A former soccer player, who suffered a cardiac arrest during a game, has been awarded a £7 million settlement of compensation for a foreseeable heart attack.
Since the age of eleven years, Radwan Hamed (now 27 years old) had been associated with Tottenham Hotspur Football Club. Having developed his skills in the club´s football academy, Radwan progressed into being a regular player in the club´s youth team.
In August 2006, at the age of seventeen, Radwan signed as a professional for the club. Three days later, while playing with the youth team in Belgium, Radwan suffered a cardiac arrest six minutes into the match and collapsed.
Radwan´s heart stopped for several minutes, during which time his brain was starved of oxygen. As a result of oxygen deprivation, Radwan suffered permanent brain damage, due to which he can no longer walk or talk. He has also lost his sight.
Radwan´s father – Raymon – claimed his son´s heart attack had been foreseeable and Tottenham Hotspur should not have let him play in the match. He alleged that an ECG performed before Radwan had signed professionally for the club showed his son´s heart to be “unequivocally abnormal”.
On his son´s behalf, Raymon claimed compensation for a foreseeable heart attack against Dr Peter Mills – the Football Association cardiologist who had screened his son – and Tottenham Hotspur Football Club. At the High Court In February 2015, Mr Justice Hickinbottom ruled the club was 70% liable for Radwan´s injuries and Dr Mills 30% liable.

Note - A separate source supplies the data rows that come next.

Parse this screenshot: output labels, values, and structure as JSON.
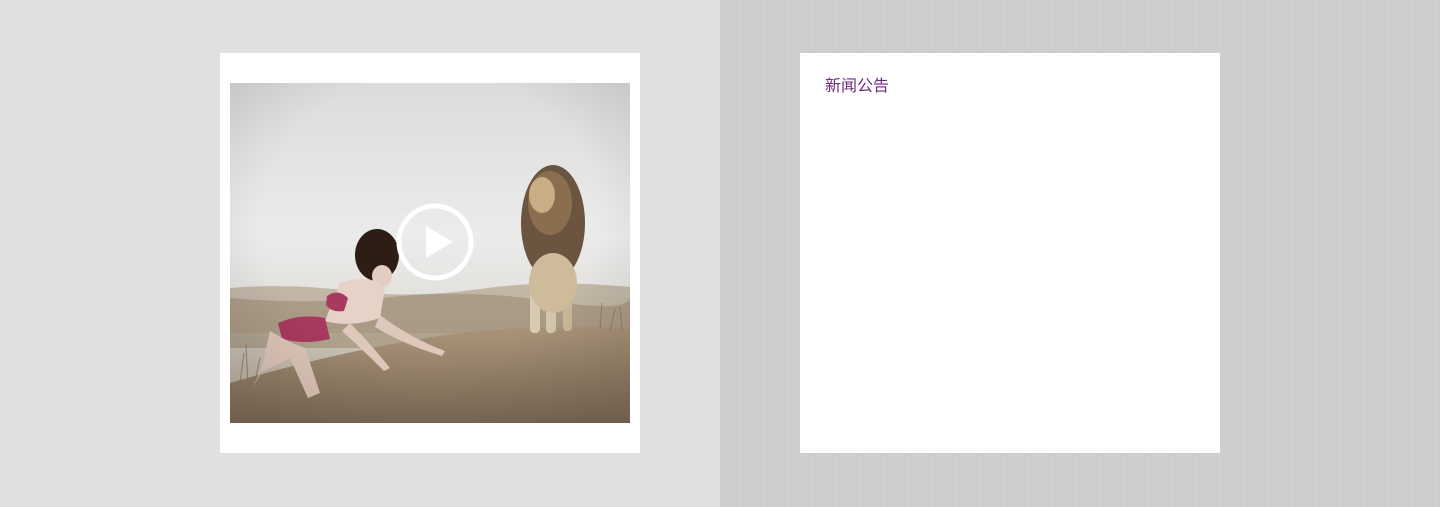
{
  "video": {
    "photo_label": "photo-of-woman-and-lion",
    "play_icon": "play-circle-icon"
  },
  "news": {
    "title": "新闻公告"
  },
  "colors": {
    "left_background": "#e0e0e0",
    "right_background": "#cdcdcd",
    "card_background": "#ffffff",
    "news_title": "#6f2a7e"
  }
}
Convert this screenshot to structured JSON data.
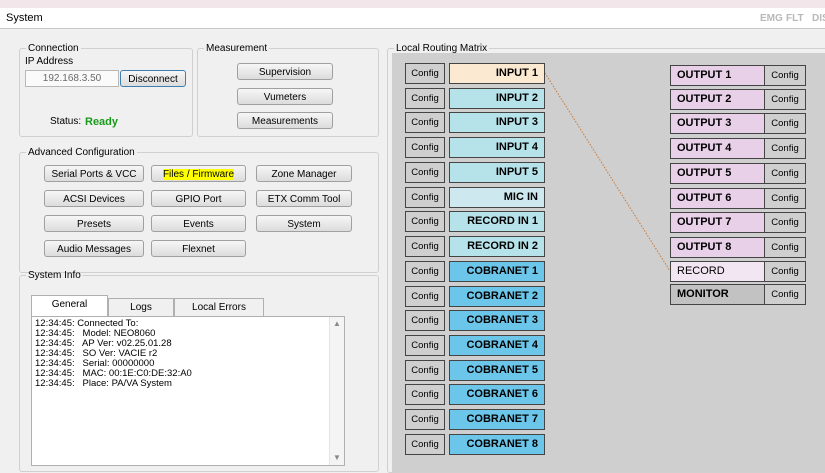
{
  "window": {
    "title": "System"
  },
  "indicators": [
    "EMG",
    "FLT",
    "DIS"
  ],
  "connection": {
    "legend": "Connection",
    "ip_label": "IP Address",
    "ip_value": "192.168.3.50",
    "disconnect_label": "Disconnect",
    "status_label": "Status:",
    "status_value": "Ready",
    "status_color": "#1a9a1a"
  },
  "measurement": {
    "legend": "Measurement",
    "buttons": [
      "Supervision",
      "Vumeters",
      "Measurements"
    ]
  },
  "advanced": {
    "legend": "Advanced Configuration",
    "buttons": [
      "Serial Ports & VCC",
      "Files / Firmware",
      "Zone Manager",
      "ACSI Devices",
      "GPIO Port",
      "ETX Comm Tool",
      "Presets",
      "Events",
      "System",
      "Audio Messages",
      "Flexnet"
    ],
    "highlight_color": "#ffff00"
  },
  "system_info": {
    "legend": "System Info",
    "tabs": [
      "General",
      "Logs",
      "Local Errors"
    ],
    "active_tab": "General",
    "log_lines": [
      "12:34:45: Connected To:",
      "12:34:45:   Model: NEO8060",
      "12:34:45:   AP Ver: v02.25.01.28",
      "12:34:45:   SO Ver: VACIE r2",
      "12:34:45:   Serial: 00000000",
      "12:34:45:   MAC: 00:1E:C0:DE:32:A0",
      "12:34:45:   Place: PA/VA System"
    ]
  },
  "routing": {
    "legend": "Local Routing Matrix",
    "config_label": "Config",
    "inputs": [
      "INPUT 1",
      "INPUT 2",
      "INPUT 3",
      "INPUT 4",
      "INPUT 5",
      "MIC IN",
      "RECORD IN 1",
      "RECORD IN 2",
      "COBRANET 1",
      "COBRANET 2",
      "COBRANET 3",
      "COBRANET 4",
      "COBRANET 5",
      "COBRANET 6",
      "COBRANET 7",
      "COBRANET 8"
    ],
    "outputs": [
      "OUTPUT 1",
      "OUTPUT 2",
      "OUTPUT 3",
      "OUTPUT 4",
      "OUTPUT 5",
      "OUTPUT 6",
      "OUTPUT 7",
      "OUTPUT 8",
      "RECORD",
      "MONITOR"
    ],
    "route": {
      "from": "INPUT 1",
      "to": "RECORD"
    },
    "colors": {
      "input": "#b6e2ea",
      "cobranet": "#6cc6ea",
      "selected_input": "#fce9d2",
      "output": "#e8d0e8",
      "route_line": "#c87a3a"
    }
  }
}
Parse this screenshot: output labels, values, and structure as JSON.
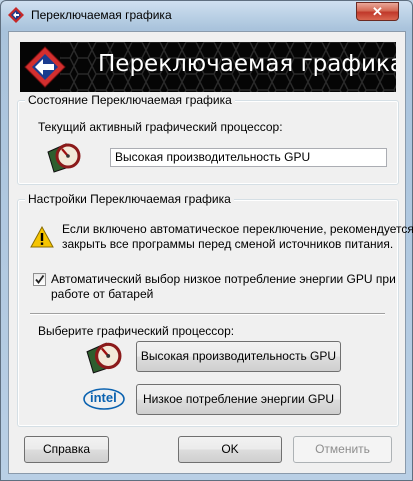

The case was adjourned for reports to be compiled in Radwan´s future care needs and, at the High Court earlier this week, Mr Justice Lewis awarded a compensation package believed to have a combined value of £7 million. Announcing the settlement of compensation for a foreseeable heart attack, Judge Lewis said:
“Radwan Hamed was a promising young footballer. At the age of 17 he was playing his first professional match for Tottenham Hotspur. There is a system for scanning and screening heart defects in young footballers. Radwan was scanned and the results indicated he might have a heart defect. The compensation will need to compensate for injury and for loss of earnings. More importantly it will need to ensure his future needs are met.”